İyiliği bilmemek...
Ne yaparsanız yapın, onun gözüne girme imkânınız yoktur. Anlamaz, anlatılamaz. Çünkü şiddetli bir önyargıya sahiptir.
Böyle kimseler, birbirlerini kolay bulur, hızlı örgütlenirler. Malum: İyilik mahcup, kötülük arsızdır. Biri sessizce, diğeri ise slogan atarak ilerler. Karşı karşıya olduğunuz şey, örgütlü kötülüktür. Gıdasını yalandan, hasetten, öfkeden, menfaatten, velhasıl bütün o çirkinliklerden alan.
Artık insan ile insaf birbirinden ayrılmış, iki yabancıya dönüşmüştür.
Sürekli sabrınıza saldırırlar. Sizi, hata yapmaya zorlarlar. Sonra da, 'bakın biz demiştik' olur. İnsanın soyu bir, huyu bin birdir. Ağır şartlar altında, kimden ne geleceğini ve nasıl olacağını asla bilemezsiniz. Bu sizi tedirgin eder, şüpheye düşürür, itimat duygunuzu zedeler. Yanınızdaki insanlara güvenirken bile sıkıntı yaşarsınız. Hele bir de, yirmi - otuz yıllık yol arkadaşlarınız, şu veya bu nedenden dolayı başka bir şeye dönüşmüşse. Dün, içinizi teslim ettiğiniz, bugün, dışarıdan saldırmaya başlamışsa. Özür dileyerek söyleyeyim; taklalar atıyorsa.
Bana göre, kanser, ülser yahut verem gibi, kötülük de bir hastalıktır. Çünkü sağlıklı insan, kötülükten medet ummaz, ondan beslenmeye tenezzül etmez. Az veya çok, karşısındakini de düşünür. En basit ifadeyle; şahsiyat yapmaz, mahreme kastetmez. Şunu bilir: Çocuklarımız sadece bize değil, herkese emanettir.

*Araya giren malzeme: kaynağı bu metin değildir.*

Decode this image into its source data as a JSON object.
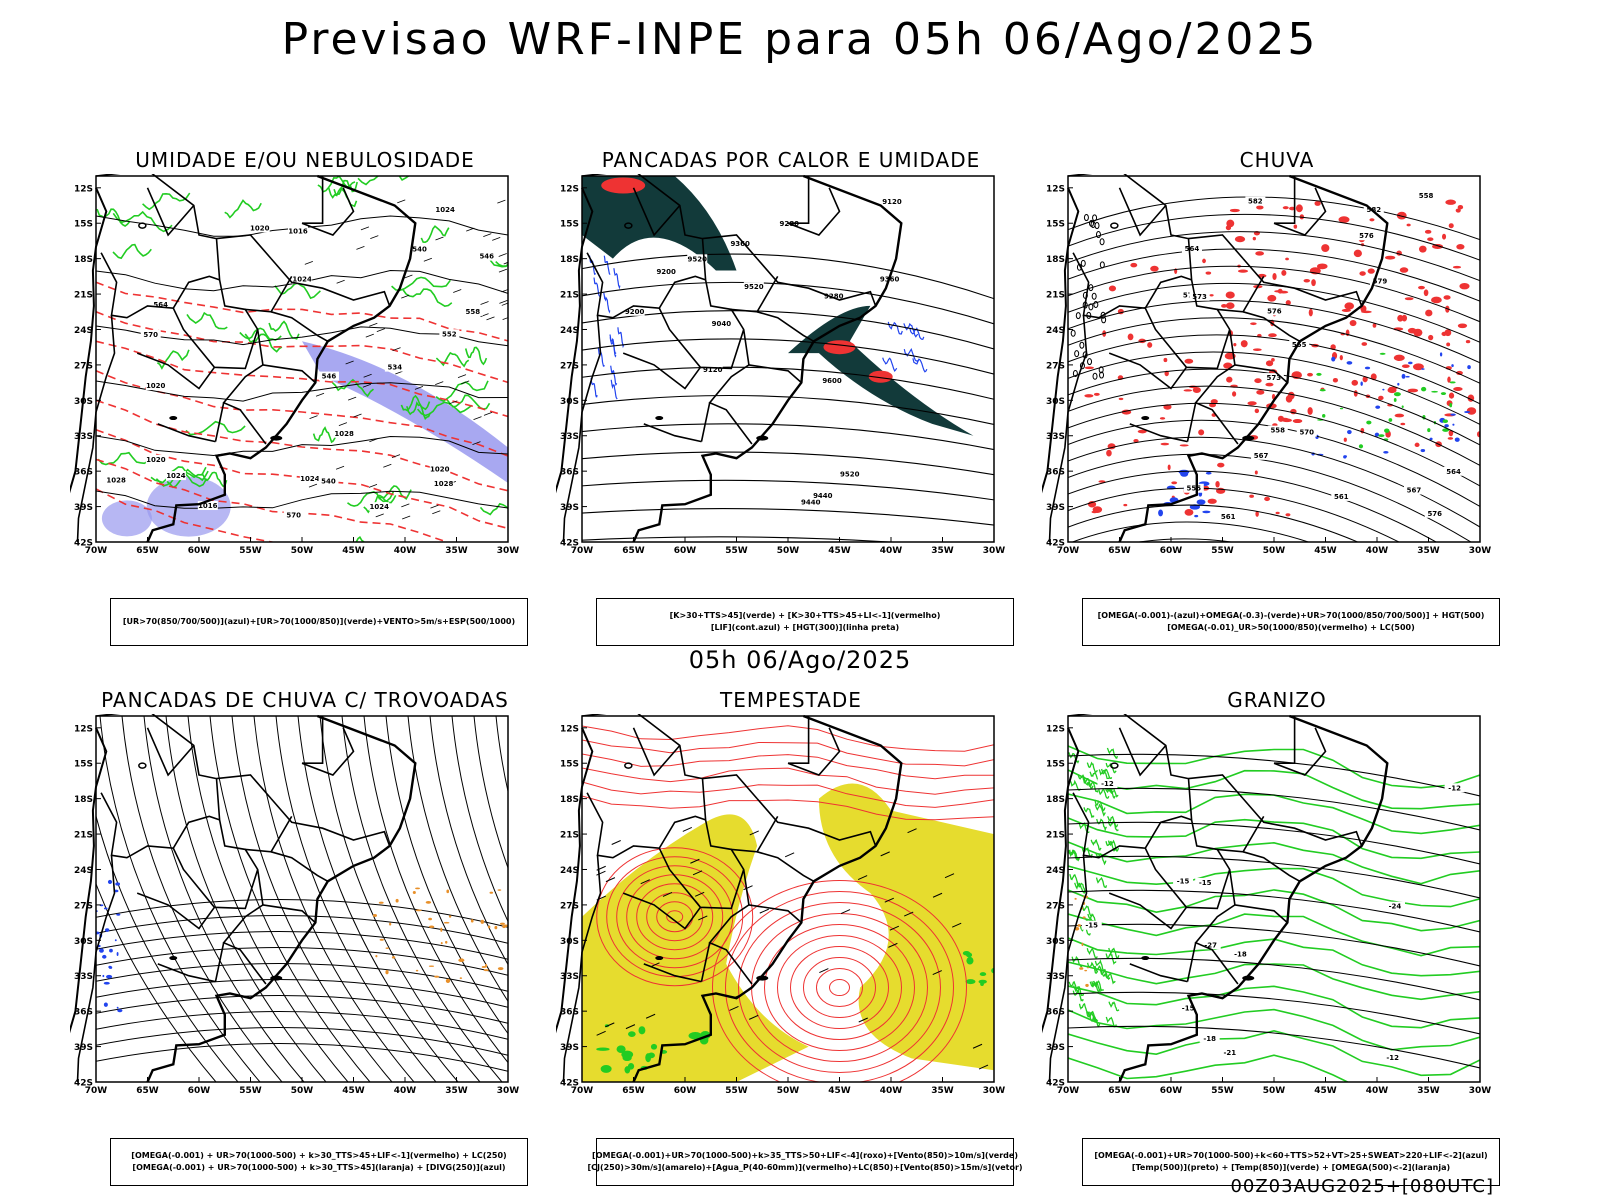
{
  "header": {
    "title": "Previsao WRF-INPE  para 05h 06/Ago/2025"
  },
  "mid_title": "05h 06/Ago/2025",
  "footer": "00Z03AUG2025+[080UTC]",
  "axes": {
    "lat_labels": [
      "12S",
      "15S",
      "18S",
      "21S",
      "24S",
      "27S",
      "30S",
      "33S",
      "36S",
      "39S",
      "42S"
    ],
    "lon_labels": [
      "70W",
      "65W",
      "60W",
      "55W",
      "50W",
      "45W",
      "40W",
      "35W",
      "30W"
    ]
  },
  "colors": {
    "green": "#22cc22",
    "red": "#ee3333",
    "blue": "#2244ee",
    "lavender": "#9999ee",
    "darkteal": "#123a3a",
    "yellow": "#e6dc2e",
    "orange": "#e8902a",
    "black": "#000000"
  },
  "panels": [
    {
      "title": "UMIDADE E/OU NEBULOSIDADE",
      "legend": [
        "[UR>70(850/700/500)](azul)+[UR>70(1000/850)](verde)+VENTO>5m/s+ESP(500/1000)"
      ],
      "contour_labels": [
        "1016",
        "1020",
        "1020",
        "1016",
        "1020",
        "1020",
        "1024",
        "1024",
        "1028",
        "1028",
        "1024",
        "1024",
        "1024",
        "1028",
        "570",
        "570",
        "564",
        "558",
        "552",
        "546",
        "540",
        "534",
        "540",
        "546"
      ]
    },
    {
      "title": "PANCADAS POR CALOR E UMIDADE",
      "legend": [
        "[K>30+TTS>45](verde) + [K>30+TTS>45+LI<-1](vermelho)",
        "[LIF](cont.azul) + [HGT(300)](linha preta)"
      ],
      "contour_labels": [
        "9600",
        "9520",
        "9520",
        "9520",
        "9440",
        "9440",
        "9360",
        "9360",
        "9280",
        "9280",
        "9200",
        "9200",
        "9120",
        "9120",
        "9040"
      ]
    },
    {
      "title": "CHUVA",
      "legend": [
        "[OMEGA(-0.001)-(azul)+OMEGA(-0.3)-(verde)+UR>70(1000/850/700/500)] + HGT(500)",
        "[OMEGA(-0.01)_UR>50(1000/850)(vermelho) + LC(500)"
      ],
      "contour_labels": [
        "582",
        "582",
        "579",
        "576",
        "576",
        "573",
        "570",
        "567",
        "564",
        "561",
        "558",
        "555",
        "573",
        "576",
        "570",
        "567",
        "564",
        "561",
        "558",
        "555"
      ]
    },
    {
      "title": "PANCADAS DE CHUVA C/ TROVOADAS",
      "legend": [
        "[OMEGA(-0.001) + UR>70(1000-500) + k>30_TTS>45+LIF<-1](vermelho) + LC(250)",
        "[OMEGA(-0.001) + UR>70(1000-500) + k>30_TTS>45](laranja) + [DIVG(250)](azul)"
      ],
      "contour_labels": []
    },
    {
      "title": "TEMPESTADE",
      "legend": [
        "[OMEGA(-0.001)+UR>70(1000-500)+k>35_TTS>50+LIF<-4](roxo)+[Vento(850)>10m/s](verde)",
        "[CJ(250)>30m/s](amarelo)+[Agua_P(40-60mm)](vermelho)+LC(850)+[Vento(850)>15m/s](vetor)"
      ],
      "contour_labels": []
    },
    {
      "title": "GRANIZO",
      "legend": [
        "[OMEGA(-0.001)+UR>70(1000-500)+k<60+TTS>52+VT>25+SWEAT>220+LIF<-2](azul)",
        "[Temp(500)](preto) + [Temp(850)](verde) + [OMEGA(500)<-2](laranja)"
      ],
      "contour_labels": [
        "-15",
        "-12",
        "-15",
        "-18",
        "-18",
        "-15",
        "-12",
        "-21",
        "-24",
        "-27",
        "-15",
        "-12"
      ]
    }
  ]
}
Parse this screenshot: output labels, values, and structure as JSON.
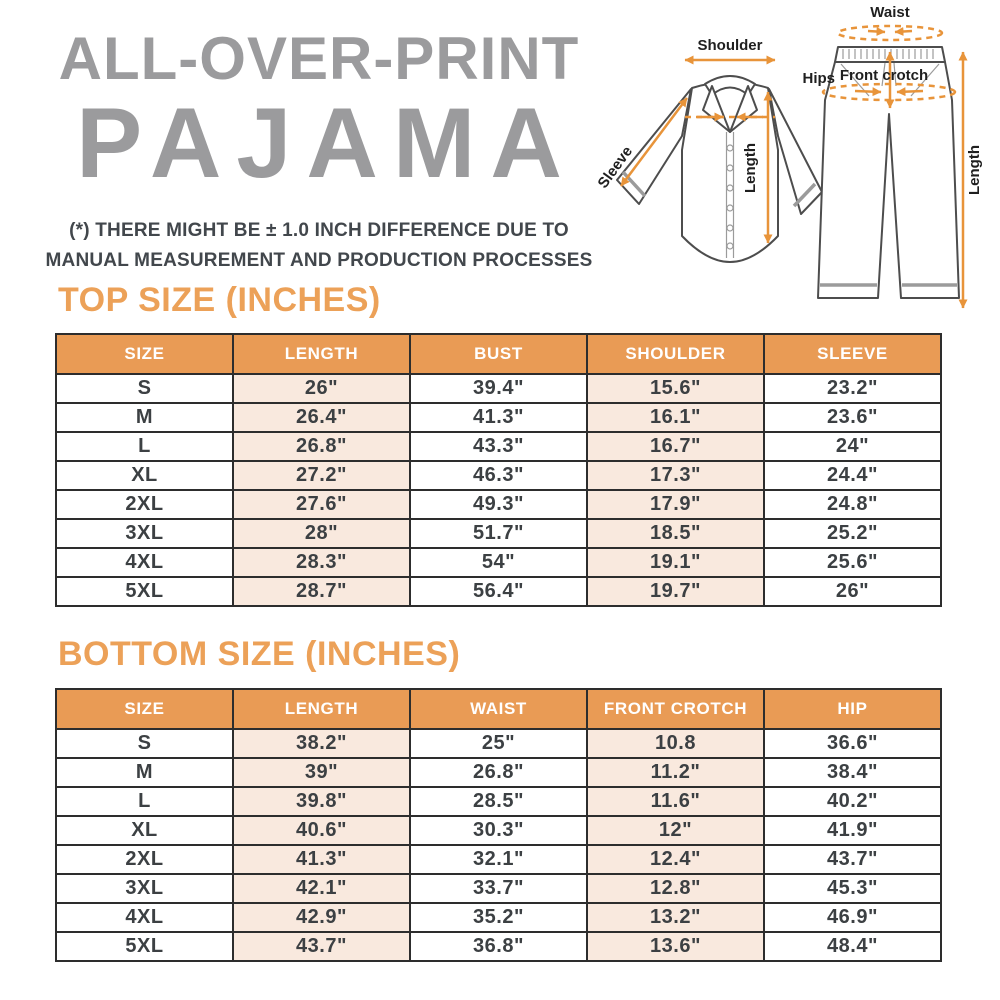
{
  "header": {
    "title_line1": "ALL-OVER-PRINT",
    "title_line2": "PAJAMA",
    "disclaimer_line1": "(*) THERE MIGHT BE ± 1.0 INCH DIFFERENCE DUE TO",
    "disclaimer_line2": "MANUAL MEASUREMENT AND PRODUCTION PROCESSES"
  },
  "diagram": {
    "labels": {
      "shoulder": "Shoulder",
      "sleeve": "Sleeve",
      "top_length": "Length",
      "waist": "Waist",
      "hips": "Hips",
      "front_crotch": "Front crotch",
      "bottom_length": "Length"
    }
  },
  "colors": {
    "title_gray": "#9B9B9D",
    "heading_orange": "#ECA158",
    "table_header_orange": "#E99B55",
    "shaded_cell_pink": "#F9E9DE",
    "table_border": "#2D2D2D",
    "cell_text": "#3C4043",
    "arrow_orange": "#E8943A"
  },
  "top_table": {
    "title": "TOP SIZE (INCHES)",
    "columns": [
      "SIZE",
      "LENGTH",
      "BUST",
      "SHOULDER",
      "SLEEVE"
    ],
    "shaded_columns": [
      1,
      3
    ],
    "rows": [
      [
        "S",
        "26\"",
        "39.4\"",
        "15.6\"",
        "23.2\""
      ],
      [
        "M",
        "26.4\"",
        "41.3\"",
        "16.1\"",
        "23.6\""
      ],
      [
        "L",
        "26.8\"",
        "43.3\"",
        "16.7\"",
        "24\""
      ],
      [
        "XL",
        "27.2\"",
        "46.3\"",
        "17.3\"",
        "24.4\""
      ],
      [
        "2XL",
        "27.6\"",
        "49.3\"",
        "17.9\"",
        "24.8\""
      ],
      [
        "3XL",
        "28\"",
        "51.7\"",
        "18.5\"",
        "25.2\""
      ],
      [
        "4XL",
        "28.3\"",
        "54\"",
        "19.1\"",
        "25.6\""
      ],
      [
        "5XL",
        "28.7\"",
        "56.4\"",
        "19.7\"",
        "26\""
      ]
    ]
  },
  "bottom_table": {
    "title": "BOTTOM SIZE (INCHES)",
    "columns": [
      "SIZE",
      "LENGTH",
      "WAIST",
      "FRONT CROTCH",
      "HIP"
    ],
    "shaded_columns": [
      1,
      3
    ],
    "rows": [
      [
        "S",
        "38.2\"",
        "25\"",
        "10.8",
        "36.6\""
      ],
      [
        "M",
        "39\"",
        "26.8\"",
        "11.2\"",
        "38.4\""
      ],
      [
        "L",
        "39.8\"",
        "28.5\"",
        "11.6\"",
        "40.2\""
      ],
      [
        "XL",
        "40.6\"",
        "30.3\"",
        "12\"",
        "41.9\""
      ],
      [
        "2XL",
        "41.3\"",
        "32.1\"",
        "12.4\"",
        "43.7\""
      ],
      [
        "3XL",
        "42.1\"",
        "33.7\"",
        "12.8\"",
        "45.3\""
      ],
      [
        "4XL",
        "42.9\"",
        "35.2\"",
        "13.2\"",
        "46.9\""
      ],
      [
        "5XL",
        "43.7\"",
        "36.8\"",
        "13.6\"",
        "48.4\""
      ]
    ]
  }
}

Onların üzerinden anne-babayı zor durumda bırakmaya çalışmak, insan olanın yapacağı iş değildir.
Devam edelim: Böyle zamanlarda ve çoğunlukla, nezaket, korkaklık olarak görülür. Ortalığı yatıştırmak için harcadığınız çaba, attığınız adımlar, haksızlığınıza yorumlanır. Hatta, siz alçakgönüllü oldukça, bazıları alabildiğine alçaklaşır. (Tekrar özür diliyorum.) Teselli, belki şu olabilir: İnsanı daha çok insan yapan, tahammül ettiği şeylerdir.
Uzun sözün kısası, aylardır içinde bulunduğumuz durum, tam olarak şudur: 'Adalet, hakkaniyet, merhamet gibi asırlardır insanlar arasında pusula ve terazi işlevi gören duygu ve hassasiyetler de işimize yaramıyor artık.' (Ali Görkem Userin, İtibar, sayı 31)
Elbette bazı ihmaller ve suiistimaller olmuştur, olacaktır. Hata yapmak ve şaşırmak, insana mahsustur. Buna karşılık, sadece olumsuzlukları görmek ve göstermek, dürüstlükle açıklanamaz.
Fıtratımız gereği, hepimizin zayıf bir tarafı vardır. Ayrıca, dünyadayken aldığımız birkaç yara. İnsanın o tarafını araştırmak, bulup ifşa etmek, gazetecilik olamaz. Daha fenası, böyle bir şeyi desteklemektir, yayılmasına katkı sağlamaktır.
İşinde-gücünde olan bir çiftçinin konuşmalarını bile o kadar yıl dinlerseniz, ona her istediğinizi söyletebilirsiniz. Hayatımız, maalesef, böyle bir çağa denk geldi.
Güzel bir atasözü vardır: 'Ölüsü olan gülmüş de, delisi olan gülmemiş.' Bir kelimelik değişiklikle, bu sözü günümüze getirelim: Ölüsü olan gülmüş de, kötüsü olan gülmemiş. Galiba böyle bir cenderenin içindeyiz.
Bütün bu yazdıklarımızın özeti, ne olabilir? Aklıma ilk gelen: İyiliği bilmemek, kötülüğü de beraberinde getiriyor.
Kötülerin kötülüklerinden Allah'a sığınırız.